Par Jeremie Berrebi | Entrepreneur | 25/02/2009 | 13H19

Plusieurs grands groupes que je ne citerai pas ici pour des raisons évidentes se font un malin plaisir d'inviter des entrepreneurs à leur présenter leurs projets. Ils parlent de partenariats stratégiques, alliances, collaborations, tests grandeur nature…
Quoi de plus intéressant pour un entrepreneur que de voir un groupe pesant certaines fois plusieurs milliards s'intéresser à son projet ?
Quoi de mieux qu'un gros partenariat pour faire exploser son chiffre d'affaire et assurer un succès à son entreprise ? On peut même imaginer une acquisition future… Le rêve, non ?
Malheureusement, la réalité est toute autre. Il est extrêmement rare pour une startup de signer un accord avec un grand groupe. Au sein de Zlio, par exemple, nous avions eu affaire, il y a un an, avec l'un des plus gros fournisseur d'accès Internet d'Europe.

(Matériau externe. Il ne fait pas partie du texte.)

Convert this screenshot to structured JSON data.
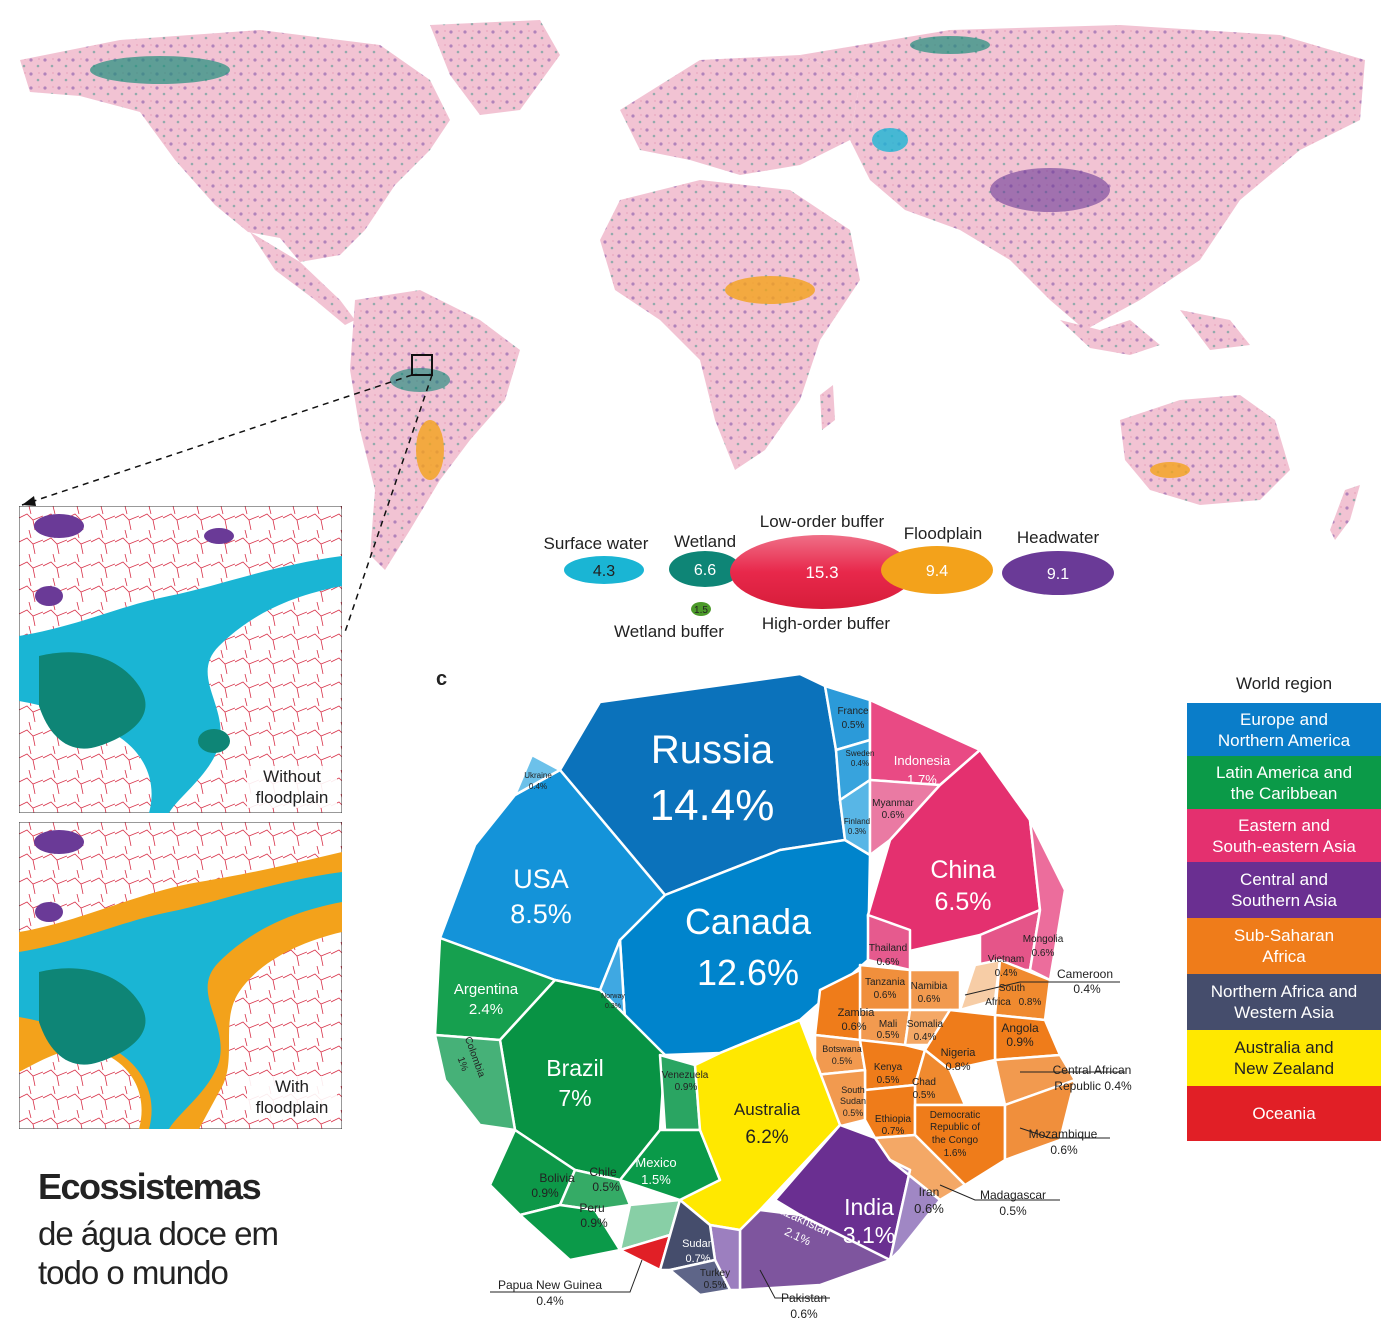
{
  "colors": {
    "europe_na": "#0a7dc9",
    "latin_america": "#0b9a48",
    "east_asia": "#e4306f",
    "central_asia": "#6a2f91",
    "subsaharan": "#ef7c1a",
    "n_africa": "#454d6c",
    "australia": "#ffe800",
    "oceania": "#e11f26",
    "surface_water": "#1ab5d4",
    "wetland": "#0e8576",
    "floodplain": "#f3a21b",
    "headwater": "#6a3a97",
    "wetland_buffer": "#4c9a2a",
    "buffer": "#e8284b"
  },
  "categories": {
    "surface_water": {
      "label": "Surface water",
      "value": "4.3"
    },
    "wetland": {
      "label": "Wetland",
      "value": "6.6"
    },
    "low_order": {
      "label": "Low-order buffer",
      "value": "15.3"
    },
    "high_order": {
      "label": "High-order buffer"
    },
    "floodplain": {
      "label": "Floodplain",
      "value": "9.4"
    },
    "headwater": {
      "label": "Headwater",
      "value": "9.1"
    },
    "wetland_buffer": {
      "label": "Wetland buffer",
      "value": "1.5"
    }
  },
  "insets": {
    "without": "Without floodplain",
    "with": "With floodplain"
  },
  "panel_letter": "c",
  "heading": {
    "bold": "Ecossistemas",
    "line1": "de água doce em",
    "line2": "todo o mundo"
  },
  "legend": {
    "title": "World region",
    "items": [
      {
        "line1": "Europe and",
        "line2": "Northern America"
      },
      {
        "line1": "Latin America and",
        "line2": "the Caribbean"
      },
      {
        "line1": "Eastern and",
        "line2": "South-eastern Asia"
      },
      {
        "line1": "Central and",
        "line2": "Southern Asia"
      },
      {
        "line1": "Sub-Saharan",
        "line2": "Africa"
      },
      {
        "line1": "Northern Africa and",
        "line2": "Western Asia"
      },
      {
        "line1": "Australia and",
        "line2": "New Zealand"
      },
      {
        "line1": "Oceania",
        "line2": ""
      }
    ]
  },
  "countries": {
    "russia": {
      "name": "Russia",
      "pct": "14.4%"
    },
    "canada": {
      "name": "Canada",
      "pct": "12.6%"
    },
    "usa": {
      "name": "USA",
      "pct": "8.5%"
    },
    "brazil": {
      "name": "Brazil",
      "pct": "7%"
    },
    "china": {
      "name": "China",
      "pct": "6.5%"
    },
    "australia": {
      "name": "Australia",
      "pct": "6.2%"
    },
    "india": {
      "name": "India",
      "pct": "3.1%"
    },
    "argentina": {
      "name": "Argentina",
      "pct": "2.4%"
    },
    "kazakhstan": {
      "name": "Kazakhstan",
      "pct": "2.1%"
    },
    "indonesia": {
      "name": "Indonesia",
      "pct": "1.7%"
    },
    "drc": {
      "line1": "Democratic",
      "line2": "Republic of",
      "line3": "the Congo",
      "pct": "1.6%"
    },
    "mexico": {
      "name": "Mexico",
      "pct": "1.5%"
    },
    "colombia": {
      "name": "Colombia",
      "pct": "1%"
    },
    "venezuela": {
      "name": "Venezuela",
      "pct": "0.9%"
    },
    "bolivia": {
      "name": "Bolivia",
      "pct": "0.9%"
    },
    "peru": {
      "name": "Peru",
      "pct": "0.9%"
    },
    "angola": {
      "name": "Angola",
      "pct": "0.9%"
    },
    "nigeria": {
      "name": "Nigeria",
      "pct": "0.8%"
    },
    "south_africa": {
      "line1": "South",
      "line2": "Africa",
      "pct": "0.8%"
    },
    "sudan": {
      "name": "Sudan",
      "pct": "0.7%"
    },
    "ethiopia": {
      "name": "Ethiopia",
      "pct": "0.7%"
    },
    "iran": {
      "name": "Iran",
      "pct": "0.6%"
    },
    "thailand": {
      "name": "Thailand",
      "pct": "0.6%"
    },
    "mongolia": {
      "name": "Mongolia",
      "pct": "0.6%"
    },
    "myanmar": {
      "name": "Myanmar",
      "pct": "0.6%"
    },
    "tanzania": {
      "name": "Tanzania",
      "pct": "0.6%"
    },
    "namibia": {
      "name": "Namibia",
      "pct": "0.6%"
    },
    "zambia": {
      "name": "Zambia",
      "pct": "0.6%"
    },
    "chile": {
      "name": "Chile",
      "pct": "0.5%"
    },
    "france": {
      "name": "France",
      "pct": "0.5%"
    },
    "mali": {
      "name": "Mali",
      "pct": "0.5%"
    },
    "botswana": {
      "name": "Botswana",
      "pct": "0.5%"
    },
    "kenya": {
      "name": "Kenya",
      "pct": "0.5%"
    },
    "chad": {
      "name": "Chad",
      "pct": "0.5%"
    },
    "south_sudan": {
      "line1": "South",
      "line2": "Sudan",
      "pct": "0.5%"
    },
    "turkey": {
      "name": "Turkey",
      "pct": "0.5%"
    },
    "ukraine": {
      "name": "Ukraine",
      "pct": "0.4%"
    },
    "sweden": {
      "name": "Sweden",
      "pct": "0.4%"
    },
    "somalia": {
      "name": "Somalia",
      "pct": "0.4%"
    },
    "vietnam": {
      "name": "Vietnam",
      "pct": "0.4%"
    },
    "finland": {
      "name": "Finland",
      "pct": "0.3%"
    },
    "norway": {
      "name": "Norway",
      "pct": "0.3%"
    }
  },
  "callouts": {
    "cameroon": {
      "name": "Cameroon",
      "pct": "0.4%"
    },
    "car": {
      "name": "Central African",
      "pct": "Republic 0.4%"
    },
    "mozambique": {
      "name": "Mozambique",
      "pct": "0.6%"
    },
    "madagascar": {
      "name": "Madagascar",
      "pct": "0.5%"
    },
    "pakistan": {
      "name": "Pakistan",
      "pct": "0.6%"
    },
    "png": {
      "name": "Papua New Guinea",
      "pct": "0.4%"
    }
  }
}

Après s'être mis d'accord sur l'ensemble de notre partenariat à l'oral (plusieurs « conference calls » et rendez-vous), nous recevons un contrat :
- n'ayant rien à voir avec ce dont nous avions parlé
- avec un cahier des charges associé
Il fallait que nous modifions une grosse partie de nos interfaces et passions des semaines de développement afin de pouvoir s'adapter aux besoins de ce partenaire. Evidemment, le partenaire en face ne pouvait s'engager sur aucun résultat, aucune promotion spécifique du service. Ils disaient être les numéro un dans leur pays (d'ailleurs vrai) et qu'ils allaient faire « de leur mieux » pour promouvoir le service.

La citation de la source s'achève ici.